Centripetal Force of car on sloped track

Circular turns of radius r in a race track are often banked at an angle θ to allow the cars to achieve higher speeds around the turns. Assume friction is not present, and use the coordinate system specified.


Now assume that the car is moving at 17 m/s and the radius of the track is 410 m. What is the angle θ in degrees?

use tan(theta)= (v^2)/r*g
so solve (17m/s ^2 )/ (410m*9.8m/s^2)
tan^-1 (.0719)
the angle should be 4.11 degrees.

Centripetal Force Solutions

A wind turbine blade has a radius of 31 m and a mass of 1380 kg is rotating at 1 rev/s.

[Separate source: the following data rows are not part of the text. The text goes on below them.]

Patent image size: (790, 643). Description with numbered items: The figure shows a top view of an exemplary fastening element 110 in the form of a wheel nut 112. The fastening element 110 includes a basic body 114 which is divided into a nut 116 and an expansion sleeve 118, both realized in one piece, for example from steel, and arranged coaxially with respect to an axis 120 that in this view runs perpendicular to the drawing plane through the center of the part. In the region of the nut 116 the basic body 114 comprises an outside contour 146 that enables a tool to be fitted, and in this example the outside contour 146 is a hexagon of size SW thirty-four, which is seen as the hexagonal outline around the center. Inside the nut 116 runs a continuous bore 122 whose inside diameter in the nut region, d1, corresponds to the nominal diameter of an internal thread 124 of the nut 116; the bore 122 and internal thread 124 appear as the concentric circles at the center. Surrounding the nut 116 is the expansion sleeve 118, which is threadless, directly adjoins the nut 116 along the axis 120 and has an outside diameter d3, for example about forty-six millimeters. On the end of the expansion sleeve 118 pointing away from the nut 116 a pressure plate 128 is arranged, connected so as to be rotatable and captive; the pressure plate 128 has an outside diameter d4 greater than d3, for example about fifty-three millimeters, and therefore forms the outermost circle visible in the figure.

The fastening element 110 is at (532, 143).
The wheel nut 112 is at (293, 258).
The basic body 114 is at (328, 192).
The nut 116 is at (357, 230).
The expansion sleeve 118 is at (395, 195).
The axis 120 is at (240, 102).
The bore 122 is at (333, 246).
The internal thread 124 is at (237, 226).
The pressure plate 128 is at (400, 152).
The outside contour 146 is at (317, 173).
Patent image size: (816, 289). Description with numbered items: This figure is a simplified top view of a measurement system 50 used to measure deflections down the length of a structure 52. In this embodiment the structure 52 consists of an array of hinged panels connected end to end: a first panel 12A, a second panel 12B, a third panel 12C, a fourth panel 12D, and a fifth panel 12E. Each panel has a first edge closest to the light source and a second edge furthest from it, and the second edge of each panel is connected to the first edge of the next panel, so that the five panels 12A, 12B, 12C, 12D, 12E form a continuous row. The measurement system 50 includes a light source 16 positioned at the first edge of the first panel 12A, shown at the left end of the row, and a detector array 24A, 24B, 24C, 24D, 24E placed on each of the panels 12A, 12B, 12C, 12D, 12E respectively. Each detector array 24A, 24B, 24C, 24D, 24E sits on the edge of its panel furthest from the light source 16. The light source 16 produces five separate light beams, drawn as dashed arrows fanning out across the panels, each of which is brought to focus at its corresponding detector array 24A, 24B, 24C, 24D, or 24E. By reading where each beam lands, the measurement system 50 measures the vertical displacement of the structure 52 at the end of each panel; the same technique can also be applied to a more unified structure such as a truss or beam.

Assuming all of the mass is located at the end of the blade, what is the net force (centripetal force in N) acting on the end of the turbine blade?

Find the Centripetal Force

First you will want to change 1rev/s to velocity in m/s

To do so find the total distance traveled

Perimeter of circle=2pi*r  =194.77meters

Therefore: 1rev/s =194.77meters/sec

To find Force you need Mass* Acceleration

So find centripetal acceleration with equation: A(c) = v^2 /r  = 1223.83 m/s^2

Centripetal Force= 1223.83 m/s^2 * 1380kg =1688886.705 N